The South African War

While no one was likely to dispute these conclusions, it had to be remembered that the transport by rail even of exceptionally large bodies of Volunteers, carrying their rifles only, was a very different matter from the conveyance, under conditions of great pressure, of large forces of troops accompanied by horses, guns, ammunition, road wagons, stores and other necessaries for prospective actual warfare. So the accepted capacity of the British railways had still to stand the test of actual war conditions, with or without the accompaniment of invasion; and this test was applied, to a certain extent, by the South African War.

The bulk of the military traffic on that occasion passed over the lines of the London and South Western Railway Company, troops from all parts of the country being conveyed by different routes and different lines of railway to Southampton, whence they and their stores, etc., were shipped to the Cape. Such was the magnitude of this traffic that between the outbreak of the war, in 1899, and the end of 1900 there were carried on the London and South Western, and despatched from Southampton, 6,160 officers; 229,097 men; 29,500 horses; and 1,085 wheeled vehicles. The conveyance of this traffic involved the running of 1,154 special trains, in addition to a large number of others carrying baggage, stores, etc. At times the pressure was very great. On October 20, 1899, five transports sailed from Southampton with 167 officers and 4,756 men, besides guns horses and wagons. Yet the whole of the operations were conducted with perfect smoothness, there being no overtaxing either of the railway facilities or of the dock accommodation.[33]

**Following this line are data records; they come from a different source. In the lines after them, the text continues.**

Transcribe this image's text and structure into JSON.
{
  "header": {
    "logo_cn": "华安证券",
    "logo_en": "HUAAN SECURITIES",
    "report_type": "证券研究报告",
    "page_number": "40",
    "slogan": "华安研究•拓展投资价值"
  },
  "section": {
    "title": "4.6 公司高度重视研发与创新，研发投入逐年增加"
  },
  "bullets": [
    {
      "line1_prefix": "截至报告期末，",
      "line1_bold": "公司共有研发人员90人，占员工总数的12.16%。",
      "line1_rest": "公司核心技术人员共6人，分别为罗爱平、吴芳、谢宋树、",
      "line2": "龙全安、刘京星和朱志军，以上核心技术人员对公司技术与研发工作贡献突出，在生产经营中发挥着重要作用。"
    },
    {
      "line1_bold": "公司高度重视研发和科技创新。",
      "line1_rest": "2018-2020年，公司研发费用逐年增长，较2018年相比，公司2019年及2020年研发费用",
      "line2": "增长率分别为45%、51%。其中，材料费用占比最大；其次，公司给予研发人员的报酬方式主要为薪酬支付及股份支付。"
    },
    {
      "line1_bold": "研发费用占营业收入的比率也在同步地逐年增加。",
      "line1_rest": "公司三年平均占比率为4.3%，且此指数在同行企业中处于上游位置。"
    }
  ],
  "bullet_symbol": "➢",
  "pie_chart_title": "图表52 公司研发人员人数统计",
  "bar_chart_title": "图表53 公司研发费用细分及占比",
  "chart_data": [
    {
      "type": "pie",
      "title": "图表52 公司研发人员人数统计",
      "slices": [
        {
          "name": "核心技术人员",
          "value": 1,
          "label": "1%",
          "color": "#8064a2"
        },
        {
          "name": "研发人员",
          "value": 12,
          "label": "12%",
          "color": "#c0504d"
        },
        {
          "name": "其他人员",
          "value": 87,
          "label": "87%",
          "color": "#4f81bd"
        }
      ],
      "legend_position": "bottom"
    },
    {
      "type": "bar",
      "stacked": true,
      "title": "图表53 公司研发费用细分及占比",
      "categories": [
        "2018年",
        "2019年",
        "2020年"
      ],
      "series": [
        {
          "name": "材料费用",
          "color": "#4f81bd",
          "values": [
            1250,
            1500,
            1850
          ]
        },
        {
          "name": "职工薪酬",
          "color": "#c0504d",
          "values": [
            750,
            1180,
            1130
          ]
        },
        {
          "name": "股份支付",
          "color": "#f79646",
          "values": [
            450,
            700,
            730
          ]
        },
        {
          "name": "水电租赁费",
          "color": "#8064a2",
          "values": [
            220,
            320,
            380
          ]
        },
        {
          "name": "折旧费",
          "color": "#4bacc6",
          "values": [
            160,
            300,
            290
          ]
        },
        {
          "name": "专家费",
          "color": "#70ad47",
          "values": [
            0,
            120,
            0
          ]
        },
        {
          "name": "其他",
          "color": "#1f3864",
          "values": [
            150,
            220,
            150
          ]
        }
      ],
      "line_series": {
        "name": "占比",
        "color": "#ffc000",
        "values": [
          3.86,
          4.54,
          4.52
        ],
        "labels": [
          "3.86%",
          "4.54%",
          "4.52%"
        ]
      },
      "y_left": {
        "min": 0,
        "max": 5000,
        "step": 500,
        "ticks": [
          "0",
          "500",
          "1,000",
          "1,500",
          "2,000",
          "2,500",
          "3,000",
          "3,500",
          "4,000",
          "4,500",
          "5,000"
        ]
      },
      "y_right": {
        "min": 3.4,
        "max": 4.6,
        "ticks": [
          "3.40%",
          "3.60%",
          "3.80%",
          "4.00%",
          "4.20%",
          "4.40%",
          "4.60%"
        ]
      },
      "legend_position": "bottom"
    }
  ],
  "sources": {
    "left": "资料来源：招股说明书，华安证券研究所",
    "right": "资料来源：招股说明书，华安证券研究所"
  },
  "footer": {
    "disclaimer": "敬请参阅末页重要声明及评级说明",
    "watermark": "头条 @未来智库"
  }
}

Much of this smoothness of working was due to the fact that the War Office had, in accordance with the principle adopted on the appointment of the War Railway Council, stationed at Southampton a Railway Transport Officer who was to act as a connecting link, or intermediary, between the railway, the docks, the military and the Admiralty authorities, co-ordinating their requirements, superintending the arrivals by train, arranging for and directing the embarkation of the troops and their equipment in the transports allotted to them, and preventing any of that confusion which otherwise might well have arisen. Similar officers had also been stationed by the War Office at leading railway stations throughout the country to ensure co-operation between the military and the railway staffs and, while avoiding the possibility of friction or complications, facilitate the handling of the military traffic.

In the account to be given in Chapter XVI. of "Railways in the Boer War," it will be shown that a like course was pursued in South Africa for the duration of the campaign.